Sure, it was embarrassing to the city when we found out that a hooker working undercover, in a manner of speaking, claimed to have had sex with two cops last fall while they were on duty. Even more embarrassing: She saved evidence of her illicit lawman-lovin' liaison. No, don't ask.
The city summarily suspended, and then obtained resignations from, Sgt. Keith Cheeks and Officer Demond Gooch. Now, the Attorney General's special prosecution unit is trying to decide whether or not to try them.
What possible good could come from that? I'm guessing that the media glare, the opprobrium of their colleagues and losing their jobs were all adequate punishments.
Go ahead, if you want, and pretend that we live in a world where everything works as it should and every copper is a conscientious Officer Friendly patrolling the beat with a smile.
Gooch and Cheeks displayed dreadful judgment and deserved punishment for what they did. Forcing them out of their jobs -- barring any other substantial miscues in their personnel files -- seems like overkill, though.
Dropping the hammer on them is understandable, of course, when you consider that city officials must be anxious to dispel external perceptions that Durham is the Triangle's anything-goes outpost.
Initiating the investigation to the streetwalker's complaints of officer misconduct was a good step in establishing public confidence.
It would've been easy for the department to try to discredit the woman's allegations instead of investigating them and turning evidence over to state investigators.
There are, to be sure, some offenses for which there can be no forgiveness, at least not of the municipal kind. Officers engaged in violent crimes, drugs or theft, for instance, have certainly forfeited their right to wear a badge.
A reality that can't be blithely dismissed is that the Durham Police Department is undermanned. The 495-officer department has 24 vacancies, requiring longer hours and more overtime for the officers. As in anything else, the longer officers are required to work to make up for the personnel shortage, the less the return: officers who pull double shifts, it seems, are more prone to impaired, bad decisions or slower reactions: both can be fatal when you are that thin blue line.
A suspension of a couple of weeks to a month or so might've been an adequate punishment -- again, assuming the other offenses in the sergeant's and officer's personnel jackets weren't major ones.
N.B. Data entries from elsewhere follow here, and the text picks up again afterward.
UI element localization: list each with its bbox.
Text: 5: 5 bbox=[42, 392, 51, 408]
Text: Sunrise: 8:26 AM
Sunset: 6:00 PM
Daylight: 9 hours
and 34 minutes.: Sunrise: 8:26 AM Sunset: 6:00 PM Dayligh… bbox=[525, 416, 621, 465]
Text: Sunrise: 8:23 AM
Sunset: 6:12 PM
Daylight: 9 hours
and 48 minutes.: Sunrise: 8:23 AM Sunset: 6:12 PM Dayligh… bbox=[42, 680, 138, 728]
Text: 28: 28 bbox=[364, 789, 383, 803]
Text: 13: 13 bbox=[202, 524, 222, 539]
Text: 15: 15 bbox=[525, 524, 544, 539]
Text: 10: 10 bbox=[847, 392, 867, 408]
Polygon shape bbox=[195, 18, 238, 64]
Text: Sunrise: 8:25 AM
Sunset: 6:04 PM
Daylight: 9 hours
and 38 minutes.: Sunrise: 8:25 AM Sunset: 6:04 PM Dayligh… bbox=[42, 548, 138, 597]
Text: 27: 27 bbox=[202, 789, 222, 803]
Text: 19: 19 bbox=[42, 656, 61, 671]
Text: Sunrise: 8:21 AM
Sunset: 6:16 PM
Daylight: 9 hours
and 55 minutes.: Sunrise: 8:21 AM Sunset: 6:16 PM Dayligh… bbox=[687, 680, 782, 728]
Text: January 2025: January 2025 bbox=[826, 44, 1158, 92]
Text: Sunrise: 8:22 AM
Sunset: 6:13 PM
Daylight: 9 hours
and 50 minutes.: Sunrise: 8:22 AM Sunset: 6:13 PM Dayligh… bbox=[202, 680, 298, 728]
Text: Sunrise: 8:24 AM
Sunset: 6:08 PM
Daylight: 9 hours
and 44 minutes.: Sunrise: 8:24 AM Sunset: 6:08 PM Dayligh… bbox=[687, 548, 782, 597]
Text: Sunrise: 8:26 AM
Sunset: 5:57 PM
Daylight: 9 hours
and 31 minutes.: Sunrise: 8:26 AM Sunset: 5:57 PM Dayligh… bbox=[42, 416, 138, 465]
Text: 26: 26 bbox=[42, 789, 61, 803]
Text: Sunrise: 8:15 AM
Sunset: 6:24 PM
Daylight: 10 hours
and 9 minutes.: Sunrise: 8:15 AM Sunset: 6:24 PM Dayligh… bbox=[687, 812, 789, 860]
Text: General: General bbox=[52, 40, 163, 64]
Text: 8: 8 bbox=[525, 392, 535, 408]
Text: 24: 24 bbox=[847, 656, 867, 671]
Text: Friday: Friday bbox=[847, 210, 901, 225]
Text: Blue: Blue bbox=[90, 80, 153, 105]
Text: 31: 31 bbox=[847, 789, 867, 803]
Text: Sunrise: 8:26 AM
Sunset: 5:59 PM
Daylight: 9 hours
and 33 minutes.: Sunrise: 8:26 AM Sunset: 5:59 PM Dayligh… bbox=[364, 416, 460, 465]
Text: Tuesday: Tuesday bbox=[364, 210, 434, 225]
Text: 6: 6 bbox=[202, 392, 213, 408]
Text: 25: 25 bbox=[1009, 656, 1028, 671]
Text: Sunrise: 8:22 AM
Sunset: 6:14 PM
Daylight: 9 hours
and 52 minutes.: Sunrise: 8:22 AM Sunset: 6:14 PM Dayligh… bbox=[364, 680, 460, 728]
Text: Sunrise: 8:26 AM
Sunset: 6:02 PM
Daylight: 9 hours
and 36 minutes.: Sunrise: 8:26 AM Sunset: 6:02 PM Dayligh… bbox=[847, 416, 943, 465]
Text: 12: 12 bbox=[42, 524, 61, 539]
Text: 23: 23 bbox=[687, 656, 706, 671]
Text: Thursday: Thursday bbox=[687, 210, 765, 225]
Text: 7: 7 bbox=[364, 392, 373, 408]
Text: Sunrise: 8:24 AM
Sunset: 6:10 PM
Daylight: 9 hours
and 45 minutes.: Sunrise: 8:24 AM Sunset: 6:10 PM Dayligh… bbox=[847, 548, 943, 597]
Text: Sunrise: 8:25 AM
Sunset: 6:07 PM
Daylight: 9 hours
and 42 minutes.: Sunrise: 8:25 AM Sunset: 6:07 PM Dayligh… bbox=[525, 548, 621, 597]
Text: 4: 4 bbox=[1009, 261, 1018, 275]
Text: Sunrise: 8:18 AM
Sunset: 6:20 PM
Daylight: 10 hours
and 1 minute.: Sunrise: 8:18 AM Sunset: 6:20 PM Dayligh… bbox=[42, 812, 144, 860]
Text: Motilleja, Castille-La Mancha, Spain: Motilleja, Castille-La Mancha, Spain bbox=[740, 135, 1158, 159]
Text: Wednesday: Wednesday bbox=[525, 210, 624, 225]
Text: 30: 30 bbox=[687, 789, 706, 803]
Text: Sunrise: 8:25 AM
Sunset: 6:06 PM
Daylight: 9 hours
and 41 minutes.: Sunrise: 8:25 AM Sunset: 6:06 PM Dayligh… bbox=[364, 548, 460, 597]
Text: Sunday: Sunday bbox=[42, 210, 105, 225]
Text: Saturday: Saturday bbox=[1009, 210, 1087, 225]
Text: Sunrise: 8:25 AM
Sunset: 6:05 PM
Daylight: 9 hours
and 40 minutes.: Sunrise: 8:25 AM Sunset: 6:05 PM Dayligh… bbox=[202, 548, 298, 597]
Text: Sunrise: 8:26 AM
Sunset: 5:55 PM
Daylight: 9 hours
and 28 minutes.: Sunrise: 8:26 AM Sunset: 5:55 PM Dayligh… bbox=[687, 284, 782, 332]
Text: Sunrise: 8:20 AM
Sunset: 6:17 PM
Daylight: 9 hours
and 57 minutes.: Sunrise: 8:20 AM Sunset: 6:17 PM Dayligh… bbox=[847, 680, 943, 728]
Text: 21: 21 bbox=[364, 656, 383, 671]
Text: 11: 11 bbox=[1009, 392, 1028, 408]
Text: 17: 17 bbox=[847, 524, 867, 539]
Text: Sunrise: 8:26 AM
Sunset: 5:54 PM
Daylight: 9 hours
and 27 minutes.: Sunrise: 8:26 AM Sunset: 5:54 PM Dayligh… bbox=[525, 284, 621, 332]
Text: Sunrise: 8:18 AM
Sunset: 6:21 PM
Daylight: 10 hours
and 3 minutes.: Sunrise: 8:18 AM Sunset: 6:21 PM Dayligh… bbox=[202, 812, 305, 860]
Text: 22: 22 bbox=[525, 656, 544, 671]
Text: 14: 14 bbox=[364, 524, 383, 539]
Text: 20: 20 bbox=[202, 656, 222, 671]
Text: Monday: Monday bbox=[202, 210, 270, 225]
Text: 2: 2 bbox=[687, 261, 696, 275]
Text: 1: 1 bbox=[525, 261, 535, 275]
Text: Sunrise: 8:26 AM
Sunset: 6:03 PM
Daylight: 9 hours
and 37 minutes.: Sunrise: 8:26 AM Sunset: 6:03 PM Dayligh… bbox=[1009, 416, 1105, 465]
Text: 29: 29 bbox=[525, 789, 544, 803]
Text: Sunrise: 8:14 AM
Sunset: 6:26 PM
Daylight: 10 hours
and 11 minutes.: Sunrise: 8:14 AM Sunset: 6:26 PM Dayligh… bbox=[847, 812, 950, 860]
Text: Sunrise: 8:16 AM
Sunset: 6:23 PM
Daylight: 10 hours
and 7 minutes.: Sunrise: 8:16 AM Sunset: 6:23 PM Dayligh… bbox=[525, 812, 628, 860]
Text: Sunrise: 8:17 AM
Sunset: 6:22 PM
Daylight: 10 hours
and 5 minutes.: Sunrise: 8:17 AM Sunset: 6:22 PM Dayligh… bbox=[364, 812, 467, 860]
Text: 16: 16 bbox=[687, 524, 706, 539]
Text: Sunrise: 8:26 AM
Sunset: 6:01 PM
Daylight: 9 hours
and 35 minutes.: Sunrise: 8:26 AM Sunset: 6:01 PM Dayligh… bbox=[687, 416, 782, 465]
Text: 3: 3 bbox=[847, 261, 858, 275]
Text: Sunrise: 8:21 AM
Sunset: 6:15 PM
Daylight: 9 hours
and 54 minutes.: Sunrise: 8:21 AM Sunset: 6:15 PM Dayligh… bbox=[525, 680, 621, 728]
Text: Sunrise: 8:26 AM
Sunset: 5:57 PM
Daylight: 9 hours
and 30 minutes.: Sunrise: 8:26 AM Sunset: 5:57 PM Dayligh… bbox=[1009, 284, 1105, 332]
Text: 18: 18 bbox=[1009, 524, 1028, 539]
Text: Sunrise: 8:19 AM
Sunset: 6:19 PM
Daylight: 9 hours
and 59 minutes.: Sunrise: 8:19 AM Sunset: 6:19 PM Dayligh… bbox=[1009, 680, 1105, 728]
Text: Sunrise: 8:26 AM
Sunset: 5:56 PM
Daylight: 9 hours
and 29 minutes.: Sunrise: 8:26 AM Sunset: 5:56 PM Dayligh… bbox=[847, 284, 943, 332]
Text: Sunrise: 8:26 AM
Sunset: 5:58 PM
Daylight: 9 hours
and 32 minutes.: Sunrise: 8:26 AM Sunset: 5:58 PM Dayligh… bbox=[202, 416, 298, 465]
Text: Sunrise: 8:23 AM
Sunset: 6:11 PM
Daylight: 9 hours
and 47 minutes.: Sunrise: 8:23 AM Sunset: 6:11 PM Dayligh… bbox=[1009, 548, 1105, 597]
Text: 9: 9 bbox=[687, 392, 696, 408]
That, along with a stint in woman's shelter to give them some sensitivity to poor women's plight, would have given them time to reflect on their poor judgment and decide if being a cop was what they really wanted.
Save your letter-writing, phone-calling outrage. No one is saying it's cool for cops to have sex with prostitutes, at least not on duty.
What I am saying is that for the officers' offense -- and given the investment the city had already made in them -- there should have been at least the possibility for some punishment that fell short of firing.